Их подобрал сосед, дядя Паша Сухов. Подобрал и вырастил вместе со своими пятью детьми. Пятеро плюс четверо голодных ртов – риск умереть с голоду увеличивался на сколько там процентов? Дядя Паша не считал проценты, он просто делил всё съедобное в доме на всех, не разбирая – где свои, где чужие. Трудно ли это ему было? Полагаю, что очень трудно. Представь: горшок каши. И есть хочется нестерпимо. И ты вместо того, чтобы съесть эту кашу своей большой семьёй – уменьшаешь порции ради совершенно чужих приёмышей.

И что вы думаете? Смерть, косившая жителей Красной Слободы, чудом обошла его дом. Все припрятывали зерно, но продразвёрстка его находила: обшаривали дом, сараи, сеновалы, искали ямы, допрашивали с пристрастием. Дядя Паша тоже прятал зерно, и как-то, когда неожиданно в дом нагрянули – полмешка зерна не успел спрятать, и мешок открыто стоял у печи. Но как будто кто глаза закрыл нежданным гостям – они его просто не увидели.

Неожиданная перемена (история отца Бориса)

Пётр Романович был известным юристом, умнейшим человеком. Он работал в крупном агентстве по недвижимости, обмену и продаже жилья. В городе его очень уважали и даже любили за доброту, бескорыстие, щедрость души. Качества эти не очень-то подходят для работы в его сфере – так и разориться можно, будучи бескорыстным-то. Но – не разорялись. Он мог долго ждать возвращения долга, не брал денег с бедных за консультации – и чудесным образом не терпел убытков.

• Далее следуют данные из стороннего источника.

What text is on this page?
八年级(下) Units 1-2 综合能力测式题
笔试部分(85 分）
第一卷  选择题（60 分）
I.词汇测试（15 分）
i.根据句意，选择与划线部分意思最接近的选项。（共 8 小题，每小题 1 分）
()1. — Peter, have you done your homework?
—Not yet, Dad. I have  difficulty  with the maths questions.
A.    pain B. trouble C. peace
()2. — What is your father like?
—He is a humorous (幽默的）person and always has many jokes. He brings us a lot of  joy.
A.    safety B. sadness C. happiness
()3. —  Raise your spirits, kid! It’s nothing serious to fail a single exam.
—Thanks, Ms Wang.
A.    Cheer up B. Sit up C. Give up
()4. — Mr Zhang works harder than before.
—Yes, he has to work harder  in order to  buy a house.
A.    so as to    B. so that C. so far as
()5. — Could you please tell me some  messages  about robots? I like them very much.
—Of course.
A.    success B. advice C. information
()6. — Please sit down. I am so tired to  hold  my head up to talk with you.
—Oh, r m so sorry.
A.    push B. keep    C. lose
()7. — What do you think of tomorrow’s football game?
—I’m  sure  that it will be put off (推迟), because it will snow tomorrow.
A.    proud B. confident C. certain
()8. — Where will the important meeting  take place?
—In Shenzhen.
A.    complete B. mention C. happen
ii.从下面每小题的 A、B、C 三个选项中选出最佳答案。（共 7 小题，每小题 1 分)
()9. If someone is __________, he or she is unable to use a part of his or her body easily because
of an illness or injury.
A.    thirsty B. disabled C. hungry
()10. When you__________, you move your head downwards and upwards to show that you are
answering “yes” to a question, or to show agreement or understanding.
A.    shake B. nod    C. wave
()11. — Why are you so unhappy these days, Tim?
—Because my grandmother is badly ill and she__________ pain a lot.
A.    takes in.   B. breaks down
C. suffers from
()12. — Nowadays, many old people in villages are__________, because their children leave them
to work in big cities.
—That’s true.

Люди благодарили позднее, выпутавшись из трудной ситуации, а также советовали другим обращаться к нему – и от клиентов отбоя не было.

Как-то Пётр Романович помог и отцу Борису. Они познакомились близко, и батюшка узнал, что Пётр – некрещеный и неверующий человек. Отец Борис попытался заговорить с ним о крещении, о вере, но собеседник его даже слушать не стал.

Прошло лет десять, и внезапно старый знакомый пришёл к отцу Борису и попросил его окрестить. Каким образом он уверовал, какая перемена произошла в его душе, и что послужило её причиной – теперь уже никто не узнает. Прочитал ли он какую-то книгу? Услышал ли какой-то судьбоносный разговор? Неизвестно. Это тайна, которая осталась между ним и Господом.

Недоумевала даже любимая супруга, которая была в курсе всех событий: внешне в жизни Петра не произошло никаких перемен. Не было ни скорбей, ни болезней – ничего. Не всегда причины лежат на поверхности. Просто Господь позвал его – и он откликнулся.